Buat saya, hal-hal seperti bertanya tentang tugas dan PR ke sana ke mari cukup merepotkan dan mengganggu. Juga tidak mendidik anak karena mereka jadi malas. Mereka pasti berpikir gampangnya saja, toh nanti Mamanya akan memastikan kok, jadi buat apa takut ketinggalan?

Andaikan anda seorang Bunda,  mari berpikirlah tujuan pendidikan yang sesungguhnya. Ayo buka mata dan hati, jangan melihat ke bagian permukaan saja.

Anak takkan belajar menjaga diri, ketika ia tak pernah merasa sakit
Anak takkan belajar mengenal rasa sakit, ketika ia tak pernah jatuh
Anak takkan belajar mengenal apa itu jatuh, ketika kita selalu melindunginya

Anak takkan belajar bagaimana bekerja dengan baik, ketika ia tak tahu apa itu tanggung jawab.
Anak takkan belajar mengenal tanggung jawab, ketika ia tak tahu apa itu tugas sejak dini
Anak takkan belajar mengenal tugas, ketika kita selalu mengatur apa yang harus ia lakukan.

Apa sih yang menjadi konsekuensi terburuk ketika anak tak mengikuti pelajaran dengan baik? Paling-paling hanya tidak naik kelas. Apa dunianya runtuh setelah itu? Saya malah meminta pada bu Guru, waktu ia mengadukan abang yang tak mengerjakan PR (lupa waktu itu kelas berapa) untuk tidak menaikkan kelasnya. Gurunya melongok dan saya malah tersenyum.
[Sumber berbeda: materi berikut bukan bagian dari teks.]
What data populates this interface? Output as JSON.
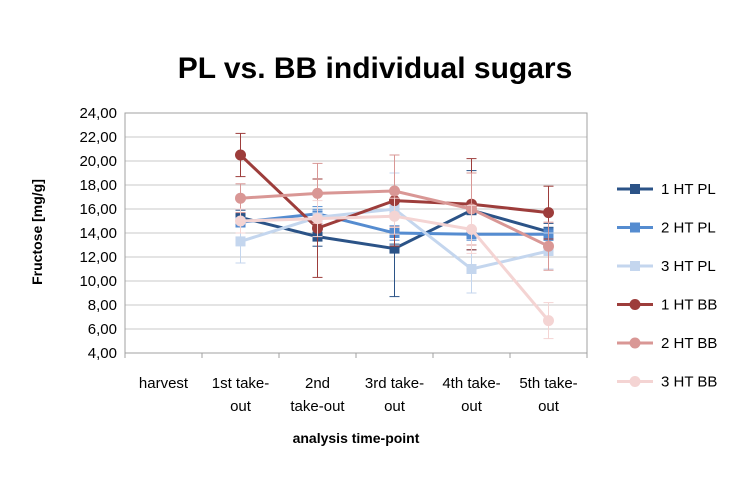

Reza itu anak hebat kok. Suaranya lantang ketika Qomat atau adzan, dia sering jadi Imam di Madrasah. Dia juga anak yang paling penurut di antara ketiga anak saya karena ia tahu Emaklah surganya di dunia dan akherat. Satu hal lagi, dia tak pernah berbohong. Dia akan diam kalau takut bicara, tapi tidak pernah berkata bohong. Dia juga paling konsisten dalam menjalani aturan di rumah, cuci piring makannya sendiri sejak setahun terakhir, selalu meletakkan barang-barangnya dengan teratur, mengerjakan tugas-tugasnya seperti menyapu dan mengelap meja dengan baik. Satu hal lagi, Reza sangat pandai menjaga adiknya. 

Semua itu cukup bagi saya. Saya tak perlu anak yang hanya pandai di atas kertas, tapi menjadi sosok anak laki-laki yang tak bertanggung jawab, jorok, malas, cuek dan tahunya hanya games online.

Oh ya... ini pula yang saya lakukan pada Ade Fira. Umurnya baru jalan 5 tahun... Saya tak suka memaksa, maka kalau saya mengajaknya mengerjakan PR adalah ketika kami ingin bersenang-senang bersama. Karena PR anak TK memang tujuannya ya quality time antara ibu atau ayah dengan anak, sangat berbeda dengan tujuan PR anak SD atau SMP. Tapi kalau secara fisik kami sudah melakukan quality time dengan cara lain, ya kadang-kadang saya membiarkan saja Ade melewatkan tugasnya.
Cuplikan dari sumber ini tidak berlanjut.